John Coates survived a threat to his long reign over the Australian Olympic Committee when he comfortably beat Danni Roche in a ballot at the body's annual general meeting to be re-elected president.

The 66-year-old, one of the sporting world's most powerful figures, would have lost his roles as International Olympic Committee vice president and head of the coordination commission for the 2020 Tokyo Games if the vote had gone against him.

After an acrimonious campaign, however, the lawyer won 58 of the 93 votes, with Olympic hockey gold medallist Roche supported by 35 of the AOC executive members, sporting bodies and athletes' representatives who made up the electorate.

“Thank you for your confidence in me,” Coates said after his re-election was met with a round of applause and a few whoops at Sydney's Museum of Contemporary Art.

Roche had taken aim at Coates's A$700,000 ($520,000) annual consultancy fee and pledged to divert more funding to athletes from administration. Coates had accused Roche of being a puppet of government-appointed mandarins who, he alleged, were bent on bringing an end to the independence of the AOC.

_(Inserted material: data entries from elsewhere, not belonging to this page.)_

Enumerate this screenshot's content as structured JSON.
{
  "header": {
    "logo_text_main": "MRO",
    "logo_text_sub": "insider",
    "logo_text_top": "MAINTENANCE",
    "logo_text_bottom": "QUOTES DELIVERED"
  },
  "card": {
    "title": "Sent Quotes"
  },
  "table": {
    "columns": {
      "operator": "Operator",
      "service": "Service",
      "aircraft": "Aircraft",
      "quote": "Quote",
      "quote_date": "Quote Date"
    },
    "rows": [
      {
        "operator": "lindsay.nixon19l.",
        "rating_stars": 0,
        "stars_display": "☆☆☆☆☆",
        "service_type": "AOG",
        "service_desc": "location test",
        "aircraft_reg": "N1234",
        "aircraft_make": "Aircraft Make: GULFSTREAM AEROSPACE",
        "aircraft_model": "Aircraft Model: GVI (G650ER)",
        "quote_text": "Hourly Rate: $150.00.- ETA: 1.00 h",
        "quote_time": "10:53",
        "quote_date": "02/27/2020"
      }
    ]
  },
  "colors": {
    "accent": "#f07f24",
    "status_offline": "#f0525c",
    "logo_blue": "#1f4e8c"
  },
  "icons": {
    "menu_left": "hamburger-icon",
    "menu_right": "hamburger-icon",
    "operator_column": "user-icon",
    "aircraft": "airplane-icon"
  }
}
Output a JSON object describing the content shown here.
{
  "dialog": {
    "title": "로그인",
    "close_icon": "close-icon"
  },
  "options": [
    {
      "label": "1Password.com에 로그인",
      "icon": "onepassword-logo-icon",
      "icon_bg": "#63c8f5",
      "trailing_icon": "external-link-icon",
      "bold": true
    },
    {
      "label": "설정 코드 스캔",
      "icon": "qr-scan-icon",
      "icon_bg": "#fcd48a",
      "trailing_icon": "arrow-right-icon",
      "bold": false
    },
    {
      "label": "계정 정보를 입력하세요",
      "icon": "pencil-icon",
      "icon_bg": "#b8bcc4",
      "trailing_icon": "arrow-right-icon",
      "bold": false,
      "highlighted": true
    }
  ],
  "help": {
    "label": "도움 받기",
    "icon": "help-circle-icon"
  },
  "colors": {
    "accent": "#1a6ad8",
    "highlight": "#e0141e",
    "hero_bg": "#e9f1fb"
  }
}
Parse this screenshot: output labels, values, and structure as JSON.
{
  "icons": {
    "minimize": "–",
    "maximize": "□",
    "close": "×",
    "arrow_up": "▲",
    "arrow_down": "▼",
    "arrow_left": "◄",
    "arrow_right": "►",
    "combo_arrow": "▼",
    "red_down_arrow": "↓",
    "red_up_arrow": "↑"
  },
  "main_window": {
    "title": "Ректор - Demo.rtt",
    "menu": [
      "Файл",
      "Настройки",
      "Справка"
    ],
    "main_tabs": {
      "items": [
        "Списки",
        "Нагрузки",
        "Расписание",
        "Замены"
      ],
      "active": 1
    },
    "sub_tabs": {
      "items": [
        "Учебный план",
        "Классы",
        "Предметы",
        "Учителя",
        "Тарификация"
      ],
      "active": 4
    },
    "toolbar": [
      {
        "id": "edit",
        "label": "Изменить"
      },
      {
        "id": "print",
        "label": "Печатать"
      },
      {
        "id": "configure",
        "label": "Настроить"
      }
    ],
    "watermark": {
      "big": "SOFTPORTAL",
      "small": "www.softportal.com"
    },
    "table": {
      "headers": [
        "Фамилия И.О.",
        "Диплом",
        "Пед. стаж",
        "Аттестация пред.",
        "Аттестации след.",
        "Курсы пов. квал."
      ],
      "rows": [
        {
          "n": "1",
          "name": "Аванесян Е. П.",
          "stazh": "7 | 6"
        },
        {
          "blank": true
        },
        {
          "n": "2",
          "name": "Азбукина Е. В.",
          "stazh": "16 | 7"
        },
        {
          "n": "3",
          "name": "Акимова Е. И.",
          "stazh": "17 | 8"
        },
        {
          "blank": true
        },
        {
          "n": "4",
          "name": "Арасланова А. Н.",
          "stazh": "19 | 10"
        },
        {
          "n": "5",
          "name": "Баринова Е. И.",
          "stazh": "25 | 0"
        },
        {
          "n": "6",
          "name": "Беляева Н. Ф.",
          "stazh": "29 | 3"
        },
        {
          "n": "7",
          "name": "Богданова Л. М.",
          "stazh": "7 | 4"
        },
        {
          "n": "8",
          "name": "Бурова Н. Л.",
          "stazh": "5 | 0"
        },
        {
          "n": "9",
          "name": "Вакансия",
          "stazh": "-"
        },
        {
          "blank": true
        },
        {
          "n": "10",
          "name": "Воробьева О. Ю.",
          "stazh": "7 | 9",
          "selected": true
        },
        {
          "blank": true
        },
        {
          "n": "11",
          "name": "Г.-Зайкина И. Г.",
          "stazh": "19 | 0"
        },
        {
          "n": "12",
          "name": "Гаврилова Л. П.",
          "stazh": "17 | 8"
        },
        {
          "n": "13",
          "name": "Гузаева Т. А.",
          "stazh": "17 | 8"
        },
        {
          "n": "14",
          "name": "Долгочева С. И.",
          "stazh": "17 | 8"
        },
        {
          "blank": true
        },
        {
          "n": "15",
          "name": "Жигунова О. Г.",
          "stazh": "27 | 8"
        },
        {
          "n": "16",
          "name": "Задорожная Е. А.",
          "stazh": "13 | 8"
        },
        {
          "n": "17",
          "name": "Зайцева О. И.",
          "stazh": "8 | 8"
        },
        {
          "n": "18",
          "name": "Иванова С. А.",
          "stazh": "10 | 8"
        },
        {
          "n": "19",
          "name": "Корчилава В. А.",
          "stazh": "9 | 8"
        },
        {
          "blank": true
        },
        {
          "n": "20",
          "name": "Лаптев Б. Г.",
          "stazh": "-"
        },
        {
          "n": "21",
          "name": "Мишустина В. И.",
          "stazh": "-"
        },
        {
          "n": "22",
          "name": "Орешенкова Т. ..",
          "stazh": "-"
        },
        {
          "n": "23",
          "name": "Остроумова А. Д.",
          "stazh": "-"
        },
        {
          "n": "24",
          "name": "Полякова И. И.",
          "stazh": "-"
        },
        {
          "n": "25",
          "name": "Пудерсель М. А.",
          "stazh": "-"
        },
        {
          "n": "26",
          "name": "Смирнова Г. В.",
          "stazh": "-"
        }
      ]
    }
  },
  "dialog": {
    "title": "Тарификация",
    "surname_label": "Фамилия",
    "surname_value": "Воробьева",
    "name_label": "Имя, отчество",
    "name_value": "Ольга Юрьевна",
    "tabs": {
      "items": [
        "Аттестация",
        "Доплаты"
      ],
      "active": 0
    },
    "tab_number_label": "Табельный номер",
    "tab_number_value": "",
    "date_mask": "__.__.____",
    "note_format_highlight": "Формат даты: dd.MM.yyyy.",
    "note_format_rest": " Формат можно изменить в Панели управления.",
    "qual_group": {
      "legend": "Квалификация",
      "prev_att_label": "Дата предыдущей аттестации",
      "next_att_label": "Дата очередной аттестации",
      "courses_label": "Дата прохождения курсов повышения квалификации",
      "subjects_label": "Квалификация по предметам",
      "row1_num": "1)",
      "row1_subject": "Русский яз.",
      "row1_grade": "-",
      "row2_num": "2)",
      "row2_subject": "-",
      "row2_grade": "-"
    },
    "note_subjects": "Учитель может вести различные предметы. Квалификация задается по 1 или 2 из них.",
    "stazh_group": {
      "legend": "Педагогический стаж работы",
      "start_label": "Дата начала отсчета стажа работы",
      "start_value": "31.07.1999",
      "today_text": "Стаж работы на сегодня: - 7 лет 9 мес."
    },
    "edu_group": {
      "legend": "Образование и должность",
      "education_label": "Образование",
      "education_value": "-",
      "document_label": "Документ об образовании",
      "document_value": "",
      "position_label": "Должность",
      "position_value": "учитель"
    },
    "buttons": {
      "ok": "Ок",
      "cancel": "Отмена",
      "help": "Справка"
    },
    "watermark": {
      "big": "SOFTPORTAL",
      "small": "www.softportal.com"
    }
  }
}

Athletes, media pundits and business leaders queued up to take sides with both sides filling acres of Australian newsprint with their views.

Coates, who assumed office in 1990, has not come through the process unscathed, however, and lost his fiercely loyal media director Mike Tancred to accusations of bullying from former AOC Chief Executive Fiona de Jong during the campaign.

While his financial and money-raising acumen remain beyond doubt, he must find a way to work with the government, through the federally funded Australian Sports Commission, to arrest the country's slide down the medal tables in recent Olympics.

Having finished fourth at Athens in 2004, Australia was 10th at Rio last year and the friction between the AOC and the ASC, led by wealthy Melbourne businessman John Wylie, was almost certainly behind the damaging presidential campaign.